Canadian Hurt in Yanbu Shooting Improving

Author: 
K.S. Ramkumar, Arab News
Publication Date: 
Fri, 2004-05-07 03:00

JEDDAH, 7 May 2004 — Thomas Washburn, the Canadian oil industry worker seriously wounded when terrorists attacked his company’s Yanbu offices last Saturday, is “slowly but steadily improving” in hospital.

“He’s a little better today, and he’s been taken out of intensive care,” a company source quoting the Royal Commission Hospital in Yanbu said yesterday. He is expected to return to his Canadian home in Fredericton “within a week.”

The other ABB employee injured was Arturo Carrasco, 41, a process engineer working on the project.

“His release from the hospital is imminent,” the source said.

Washburn, who was shot in the neck, lives in Texas and had been working for ABB Lummus as a project manager in Yanbu for only about a week.

Washburn, 40, had some damage repaired in his neck, “but fortunately nothing vital was hit,” the source said.

Although there were some signs that nerves had been affected “we’re hoping in time that will be totally alleviated.”

He was among dozens of people wounded after four gunmen, identified as members of the same Saudi family, attacked the Yanbu offices of ABB Lummus Global Inc., a Houston-based oil contractor, and randomly opened fire, killing five Western oil workers and a Saudi.

The gunmen were later killed in a shootout with police.

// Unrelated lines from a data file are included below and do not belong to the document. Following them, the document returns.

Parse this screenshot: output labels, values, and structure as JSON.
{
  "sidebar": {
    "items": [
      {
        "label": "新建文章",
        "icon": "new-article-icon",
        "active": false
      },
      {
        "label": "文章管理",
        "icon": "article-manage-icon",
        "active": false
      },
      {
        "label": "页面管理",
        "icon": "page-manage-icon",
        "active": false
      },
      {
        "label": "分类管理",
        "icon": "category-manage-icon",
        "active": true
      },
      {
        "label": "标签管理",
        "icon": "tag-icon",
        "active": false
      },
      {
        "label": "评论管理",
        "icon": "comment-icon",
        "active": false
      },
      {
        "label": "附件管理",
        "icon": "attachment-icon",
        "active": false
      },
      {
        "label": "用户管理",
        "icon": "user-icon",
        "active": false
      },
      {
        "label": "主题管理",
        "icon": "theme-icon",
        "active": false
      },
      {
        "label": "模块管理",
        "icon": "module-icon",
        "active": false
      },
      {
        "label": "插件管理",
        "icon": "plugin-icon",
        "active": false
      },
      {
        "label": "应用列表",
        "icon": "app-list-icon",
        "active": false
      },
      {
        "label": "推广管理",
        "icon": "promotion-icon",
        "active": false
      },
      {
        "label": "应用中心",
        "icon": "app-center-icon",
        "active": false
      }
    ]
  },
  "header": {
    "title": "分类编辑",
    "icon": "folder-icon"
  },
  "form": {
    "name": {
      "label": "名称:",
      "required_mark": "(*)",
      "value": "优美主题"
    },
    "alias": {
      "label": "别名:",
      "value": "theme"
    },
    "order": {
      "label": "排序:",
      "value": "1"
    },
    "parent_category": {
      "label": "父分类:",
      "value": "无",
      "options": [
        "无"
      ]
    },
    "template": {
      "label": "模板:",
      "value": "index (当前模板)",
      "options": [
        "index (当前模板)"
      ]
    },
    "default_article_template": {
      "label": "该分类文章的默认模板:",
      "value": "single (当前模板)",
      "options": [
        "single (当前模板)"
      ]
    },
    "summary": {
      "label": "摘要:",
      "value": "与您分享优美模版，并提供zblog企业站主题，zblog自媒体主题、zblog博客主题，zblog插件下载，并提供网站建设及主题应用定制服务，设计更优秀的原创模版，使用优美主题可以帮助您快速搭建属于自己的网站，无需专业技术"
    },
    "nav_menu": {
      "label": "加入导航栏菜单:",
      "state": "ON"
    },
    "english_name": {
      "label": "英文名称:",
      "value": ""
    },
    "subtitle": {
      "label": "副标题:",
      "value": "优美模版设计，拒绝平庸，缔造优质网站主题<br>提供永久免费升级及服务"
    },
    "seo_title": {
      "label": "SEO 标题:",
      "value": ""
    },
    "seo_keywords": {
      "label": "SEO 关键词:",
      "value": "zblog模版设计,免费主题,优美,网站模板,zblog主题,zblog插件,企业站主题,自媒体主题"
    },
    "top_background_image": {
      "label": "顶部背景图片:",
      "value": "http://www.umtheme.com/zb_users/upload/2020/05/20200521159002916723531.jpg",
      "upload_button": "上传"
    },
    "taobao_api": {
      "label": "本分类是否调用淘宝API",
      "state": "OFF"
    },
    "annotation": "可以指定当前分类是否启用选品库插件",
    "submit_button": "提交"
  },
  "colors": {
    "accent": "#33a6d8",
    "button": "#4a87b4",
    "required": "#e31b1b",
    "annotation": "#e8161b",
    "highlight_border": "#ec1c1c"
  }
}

The source said the family received “tremendous support” since the shooting, “not only from Canadian officials, who got a visa for us within six and a half hours to visit Saudi Arabia.”

“A lot of credit goes to the Saudi people for making that happen rapidly,” the company source said.

Meanwhile, Asharq Al-Awsat, a sister publication of Arab News, reported that the mastermind of the shooting rampage in Yanbu had fought alongside Osama Bin Laden in Afghanistan and was wanted by US authorities.

Mustafa Abdul Kader Abed Al-Ansari took part in battles in the Tora Bora Mountains in 2002 before slipping out of Afghanistan into Pakistan and fleeing to Yemen, where he was arrested last year, the newspaper said quoting informed sources at its London base.